Prince Paul, his 41-year-old cousin whose wife is the sister of the Duke of Kent's Princess Marina.

Dr. Radenko Stankovitch, former Minister of Education.

Governor Ivan Perovitch, of Sava Province.

Stankovitch, a Serb, and Perovitch, a Croat, are sympathetic to Croatian aspirations. But there was a joker up Alexander's political will. Should anything happen to these regents he had three substitutes. The most important was the ironfisted, fire-eating Serb, General Vojeslav Tomitch, commander of the Belgrade Garrison.

The new regents will have much more than the unruly Croats to contend with. Jugoslavia's population is 11% Mohammedan. Dalmatia is filled with Italians, the scene of much Italian intrigue. Bosnia and Herzegovina have important German minorities. Montenegrans are wondering why they ever gave up their independence.

As senior regent, pale scholarly Prince Paul Kara-Georgevitch is not an over-impressive figure to hold in line this racial conglomeration that is Jugoslavia. At the National Assembly he took the oath of office last week, listened to a great funeral oration from Premier Uzunovitch while Deputies roared out "Slavu Mu! Glory to Him!" at every mention of the dead King. Eyes kept turning from the pale Prince Regent to another figure behind him. grizzled, bristling General Pera Zivkovitch, by tradition the man who let the murderers of Alexander Obrenovitch into the royal palace, virtual dictator for three years under Alexander of Jugoslavia, the strongest, the most hated man in the kingdom, and as Commander of the Royal Guard, proprietor of a well-drilled, well-equipped army-within-an-army of nearly 10,000 men.

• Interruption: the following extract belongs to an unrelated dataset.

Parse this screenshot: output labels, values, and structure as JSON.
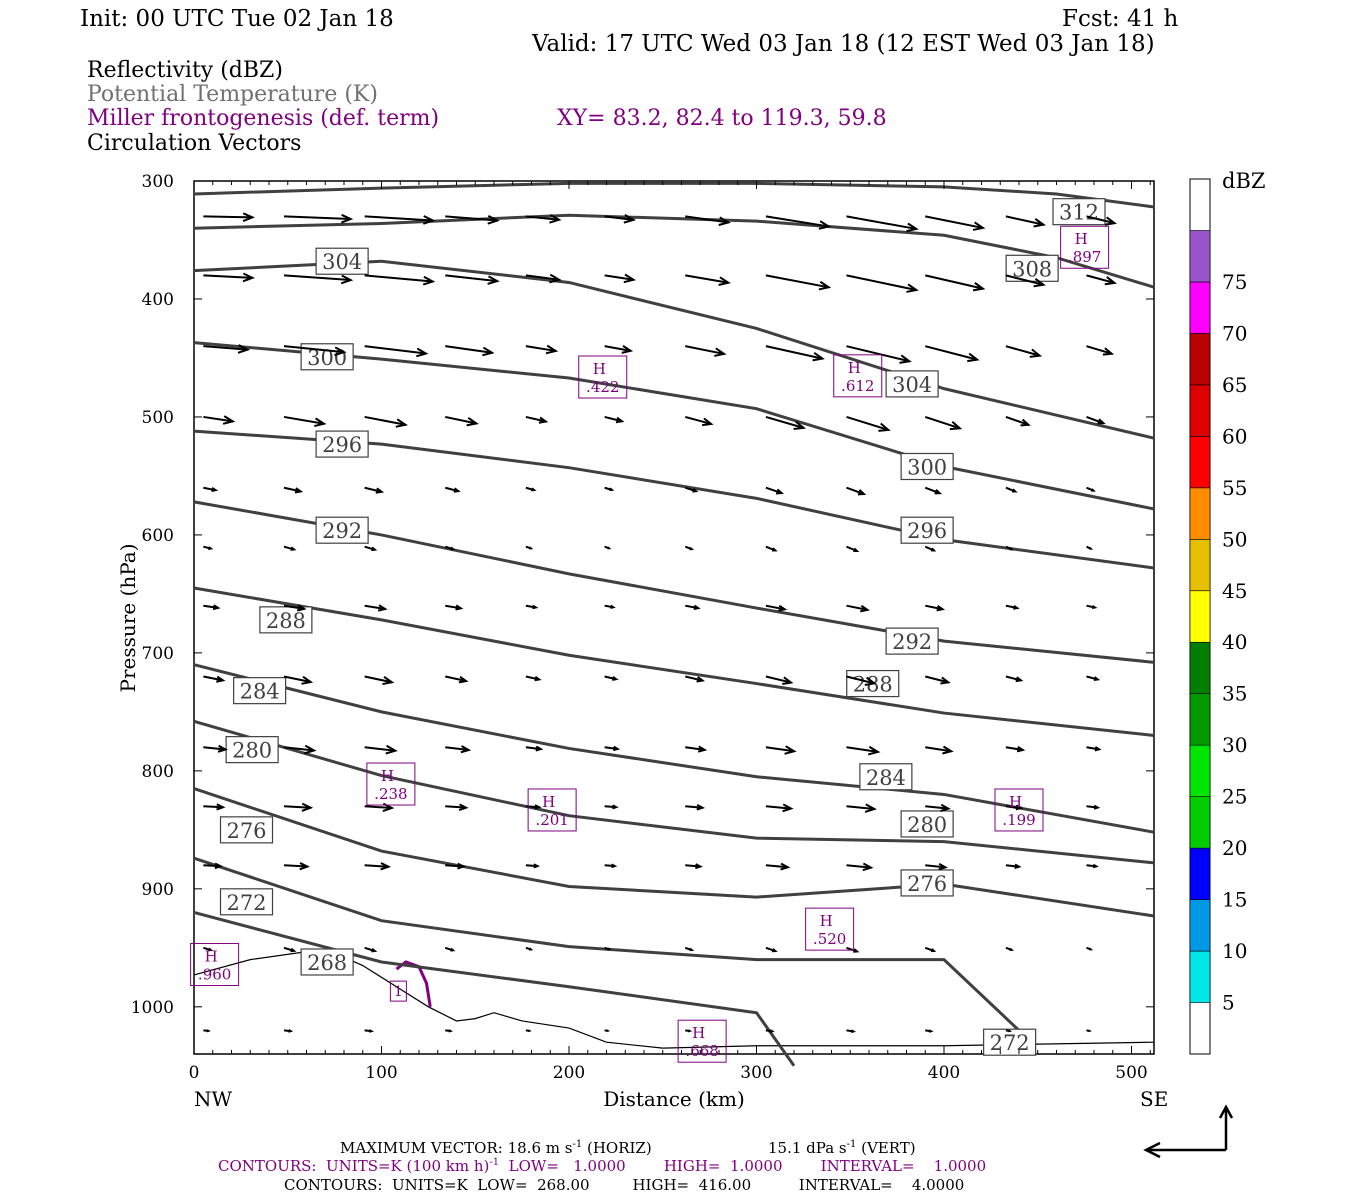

*Seldom has any hotel sheltered so much royalty as the Paris Ritz that night. On the register were Dowager Queen Marie of Rumania, Princess Ileana and her husband Archduke Anton of Habsburg, Infante Alfonso of Spain, Grand Duke Cyril of Russia and his son Prince Vladimir, Princess Marina of Greece. Mr. & Mrs. Johnson of Pembina, N. Dak. complained of the service.